If men stopped men from behaving in misogynistic and sexist and racist ways, rape and other sexist and racist violence against women would end. Why don't men do this? Why is this not a priority?

Boys who see pornography are more likely to harass girls: a new study's findings


[image is from here]

I want to personally and professionally thank Michael Flood (creator and moderator of xyonline.net, linked to on the right side of this blog in the important web pages section) for conducting this research project. The results don't surprise me at all, and I think it's always good for those who "need studies" to have those resources and results to confirm what so many of us already know.


January 24, 2010

Boys who see porn more likely to harass girls


Maurice Chittenden and Matthew Holehouse



BOYS exposed to porn are more likely to indulge in casual sex and less likely to form successful relationships when they grow older, according to research carried out in a dozen countries.

The report, Harms of Pornography Exposure Among Children and Young People, also found that young boys who see pornography are more inclined to believe there is nothing wrong with pinning down or sexually harassing a girl.

Michael Flood, who carried out the study at the Australian Research Centre in Sex, Health and Society, said: “There is compelling evidence from around the world that pornography has negative effects on individuals and communities.

“We know it is shaping sexual knowledge. Some people may think that is good. But porn is a very poor sex educator because it shows sex in unrealistic ways and fails to address intimacy, love, connection or romance. Often it is quite callous and hostile in its depictions of women.

“It doesn’t mean that every young person is going out to rape somebody but it does increase the likelihood that will happen.”

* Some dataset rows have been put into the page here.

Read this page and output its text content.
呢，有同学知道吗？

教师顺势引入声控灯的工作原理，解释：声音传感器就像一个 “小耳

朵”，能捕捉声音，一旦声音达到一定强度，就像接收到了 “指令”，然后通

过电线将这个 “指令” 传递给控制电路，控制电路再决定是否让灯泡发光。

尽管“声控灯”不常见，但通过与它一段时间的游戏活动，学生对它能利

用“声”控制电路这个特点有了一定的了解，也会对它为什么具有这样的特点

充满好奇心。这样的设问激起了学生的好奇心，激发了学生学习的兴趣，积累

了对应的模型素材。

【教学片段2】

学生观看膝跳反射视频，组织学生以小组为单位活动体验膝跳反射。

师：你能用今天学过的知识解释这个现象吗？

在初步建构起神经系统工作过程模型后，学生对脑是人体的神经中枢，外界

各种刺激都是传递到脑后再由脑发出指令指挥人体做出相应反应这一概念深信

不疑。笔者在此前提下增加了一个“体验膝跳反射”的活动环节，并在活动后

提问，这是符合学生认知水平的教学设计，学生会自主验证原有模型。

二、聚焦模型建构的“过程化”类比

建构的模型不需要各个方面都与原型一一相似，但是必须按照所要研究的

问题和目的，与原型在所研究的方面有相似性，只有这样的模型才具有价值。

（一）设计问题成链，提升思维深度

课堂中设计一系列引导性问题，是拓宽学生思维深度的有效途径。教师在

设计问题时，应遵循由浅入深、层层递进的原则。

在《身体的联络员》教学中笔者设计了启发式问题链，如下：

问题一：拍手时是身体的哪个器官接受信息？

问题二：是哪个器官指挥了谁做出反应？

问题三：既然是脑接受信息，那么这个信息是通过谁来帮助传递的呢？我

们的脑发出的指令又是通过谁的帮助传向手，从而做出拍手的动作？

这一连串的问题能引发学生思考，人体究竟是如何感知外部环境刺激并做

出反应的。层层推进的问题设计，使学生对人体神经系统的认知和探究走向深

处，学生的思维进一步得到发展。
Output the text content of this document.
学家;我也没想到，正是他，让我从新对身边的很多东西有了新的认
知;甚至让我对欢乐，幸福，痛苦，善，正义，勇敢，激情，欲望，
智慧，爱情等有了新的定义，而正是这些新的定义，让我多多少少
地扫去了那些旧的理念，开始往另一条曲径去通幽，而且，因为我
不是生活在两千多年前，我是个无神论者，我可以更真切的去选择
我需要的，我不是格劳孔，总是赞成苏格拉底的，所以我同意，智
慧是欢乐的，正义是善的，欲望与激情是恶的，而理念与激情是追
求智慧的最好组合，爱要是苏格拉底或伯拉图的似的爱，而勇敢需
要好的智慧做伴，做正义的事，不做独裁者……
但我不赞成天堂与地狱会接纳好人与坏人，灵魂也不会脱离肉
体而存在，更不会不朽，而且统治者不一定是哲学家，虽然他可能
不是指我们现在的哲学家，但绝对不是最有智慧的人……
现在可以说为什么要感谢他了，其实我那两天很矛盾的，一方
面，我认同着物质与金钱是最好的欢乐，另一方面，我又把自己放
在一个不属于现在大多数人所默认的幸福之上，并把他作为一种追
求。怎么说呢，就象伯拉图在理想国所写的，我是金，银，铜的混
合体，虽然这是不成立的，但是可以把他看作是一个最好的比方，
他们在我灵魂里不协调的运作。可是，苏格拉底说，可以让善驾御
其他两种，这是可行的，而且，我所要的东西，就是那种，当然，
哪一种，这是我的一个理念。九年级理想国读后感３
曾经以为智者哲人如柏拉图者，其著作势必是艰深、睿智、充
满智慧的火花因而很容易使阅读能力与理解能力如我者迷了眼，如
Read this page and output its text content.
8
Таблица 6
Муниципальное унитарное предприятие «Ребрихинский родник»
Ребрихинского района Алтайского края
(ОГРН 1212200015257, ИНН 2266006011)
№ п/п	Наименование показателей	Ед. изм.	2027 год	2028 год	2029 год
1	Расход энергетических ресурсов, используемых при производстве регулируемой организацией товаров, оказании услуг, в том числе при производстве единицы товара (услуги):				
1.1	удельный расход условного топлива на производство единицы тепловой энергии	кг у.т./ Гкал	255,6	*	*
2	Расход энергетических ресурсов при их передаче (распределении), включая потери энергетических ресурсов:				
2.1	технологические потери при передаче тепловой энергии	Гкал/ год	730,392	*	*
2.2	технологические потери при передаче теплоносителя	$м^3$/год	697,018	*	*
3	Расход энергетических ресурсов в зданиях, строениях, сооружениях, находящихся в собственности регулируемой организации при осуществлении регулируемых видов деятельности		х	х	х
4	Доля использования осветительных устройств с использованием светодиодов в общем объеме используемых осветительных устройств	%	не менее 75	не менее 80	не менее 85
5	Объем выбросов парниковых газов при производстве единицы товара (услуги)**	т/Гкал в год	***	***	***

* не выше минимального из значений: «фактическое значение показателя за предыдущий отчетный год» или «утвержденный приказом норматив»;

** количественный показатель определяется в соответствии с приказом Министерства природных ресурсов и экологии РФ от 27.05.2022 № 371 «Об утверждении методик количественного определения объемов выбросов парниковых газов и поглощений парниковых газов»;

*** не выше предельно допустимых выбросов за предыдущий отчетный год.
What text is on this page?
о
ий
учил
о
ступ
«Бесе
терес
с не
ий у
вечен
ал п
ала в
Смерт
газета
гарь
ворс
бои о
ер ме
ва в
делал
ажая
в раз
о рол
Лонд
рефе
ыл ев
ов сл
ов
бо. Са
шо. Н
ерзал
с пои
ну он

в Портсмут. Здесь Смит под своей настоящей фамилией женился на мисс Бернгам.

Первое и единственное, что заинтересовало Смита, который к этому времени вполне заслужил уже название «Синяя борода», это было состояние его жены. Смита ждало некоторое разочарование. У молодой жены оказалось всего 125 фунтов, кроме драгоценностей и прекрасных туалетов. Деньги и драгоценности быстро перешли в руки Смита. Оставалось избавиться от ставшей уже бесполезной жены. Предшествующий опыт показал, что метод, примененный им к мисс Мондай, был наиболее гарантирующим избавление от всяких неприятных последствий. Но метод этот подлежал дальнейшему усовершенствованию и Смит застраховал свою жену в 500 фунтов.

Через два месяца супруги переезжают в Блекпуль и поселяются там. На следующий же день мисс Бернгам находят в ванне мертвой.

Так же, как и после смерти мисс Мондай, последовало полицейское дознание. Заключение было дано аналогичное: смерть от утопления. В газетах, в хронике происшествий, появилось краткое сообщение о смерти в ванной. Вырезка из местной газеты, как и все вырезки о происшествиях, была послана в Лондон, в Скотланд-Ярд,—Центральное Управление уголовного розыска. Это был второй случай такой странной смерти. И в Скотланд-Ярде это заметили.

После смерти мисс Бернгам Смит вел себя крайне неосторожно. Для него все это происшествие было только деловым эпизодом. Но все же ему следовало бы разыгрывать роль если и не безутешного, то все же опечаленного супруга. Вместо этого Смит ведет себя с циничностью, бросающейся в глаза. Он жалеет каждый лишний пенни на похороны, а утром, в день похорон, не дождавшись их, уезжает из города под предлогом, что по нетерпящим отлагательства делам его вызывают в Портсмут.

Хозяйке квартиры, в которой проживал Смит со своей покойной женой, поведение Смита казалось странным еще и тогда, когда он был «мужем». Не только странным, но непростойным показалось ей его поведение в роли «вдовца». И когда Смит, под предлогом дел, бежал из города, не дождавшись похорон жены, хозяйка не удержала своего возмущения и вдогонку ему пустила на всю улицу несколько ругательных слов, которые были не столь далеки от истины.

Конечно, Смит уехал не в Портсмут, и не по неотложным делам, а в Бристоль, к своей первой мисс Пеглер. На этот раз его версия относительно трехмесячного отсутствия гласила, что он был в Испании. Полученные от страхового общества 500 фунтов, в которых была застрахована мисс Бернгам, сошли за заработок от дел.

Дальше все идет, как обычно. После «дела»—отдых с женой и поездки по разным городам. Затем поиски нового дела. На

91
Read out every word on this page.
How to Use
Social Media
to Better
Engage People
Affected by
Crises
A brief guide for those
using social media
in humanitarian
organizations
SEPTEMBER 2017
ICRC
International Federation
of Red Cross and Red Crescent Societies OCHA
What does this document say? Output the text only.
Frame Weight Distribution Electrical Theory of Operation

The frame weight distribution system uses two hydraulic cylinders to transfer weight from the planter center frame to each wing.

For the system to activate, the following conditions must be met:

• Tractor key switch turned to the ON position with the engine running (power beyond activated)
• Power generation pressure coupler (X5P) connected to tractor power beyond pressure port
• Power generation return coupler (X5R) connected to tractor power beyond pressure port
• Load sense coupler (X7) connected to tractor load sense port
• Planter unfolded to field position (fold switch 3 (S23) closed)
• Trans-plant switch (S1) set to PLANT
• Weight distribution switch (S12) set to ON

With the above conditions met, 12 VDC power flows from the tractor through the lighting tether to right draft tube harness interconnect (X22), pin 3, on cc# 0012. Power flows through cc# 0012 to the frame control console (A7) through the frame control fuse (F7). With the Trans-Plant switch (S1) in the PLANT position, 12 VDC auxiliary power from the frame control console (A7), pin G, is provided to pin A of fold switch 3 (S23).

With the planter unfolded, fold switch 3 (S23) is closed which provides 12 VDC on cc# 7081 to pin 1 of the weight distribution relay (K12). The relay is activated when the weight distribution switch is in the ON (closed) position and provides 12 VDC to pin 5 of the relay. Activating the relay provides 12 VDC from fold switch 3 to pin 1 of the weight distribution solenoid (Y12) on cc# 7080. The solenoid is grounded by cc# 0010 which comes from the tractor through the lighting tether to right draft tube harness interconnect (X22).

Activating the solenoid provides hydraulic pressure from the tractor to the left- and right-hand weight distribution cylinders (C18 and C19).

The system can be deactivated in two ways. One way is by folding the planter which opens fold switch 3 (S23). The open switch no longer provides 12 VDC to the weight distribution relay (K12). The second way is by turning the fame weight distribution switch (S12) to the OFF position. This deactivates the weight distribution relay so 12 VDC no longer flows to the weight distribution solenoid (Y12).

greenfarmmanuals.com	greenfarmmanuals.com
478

Research in the UK suggests that 60% of boys under 16 have been exposed to pornography, accidentally or deliberately. The average age at which they first saw porn has dropped from 15 to 11 in less than a decade. The average amount of time they watch porn on the internet is 90 minutes a week.

John Carr, an adviser to the government and secretary of the Children’s Charities’ Coalition on Internet Safety (CHIS), said: “We had a case in west London where a boy in the first year of primary school was bringing pictures to school and was acting them out in the playground during the break. When they did a home visit the dad was downloading it and it was all over the house.

“It is not an argument for banning it but it is an argument to find better ways to make it harder for kids to get hold of it.”

Such is the international spread of porn through the internet that youngsters in Asian and African countries see blonde white women on screen and then regard tourists with the same attributes as sex objects, Flood says.

However, Thaddeus Birchard, a psychotherapist who runs a sex addiction practice in London, said: “We are entering a period of moral panic and this is part of it. Children are not receiving sex education at home. Sexually explicit material on the net can even help educate them.

“The internet is a way of being sexually addicted but it does not cause the addiction. What causes it is the relationship between the child and their parents. Almost always they are maternally deprived.”

Petra Boynton, a psychologist, said: “Children are not necessarily looking at porn for gratification. They are doing so because they are bored and not supervised. Often when children look at more extreme porn it is done for bravado so they can laugh and say how disgusting it is.”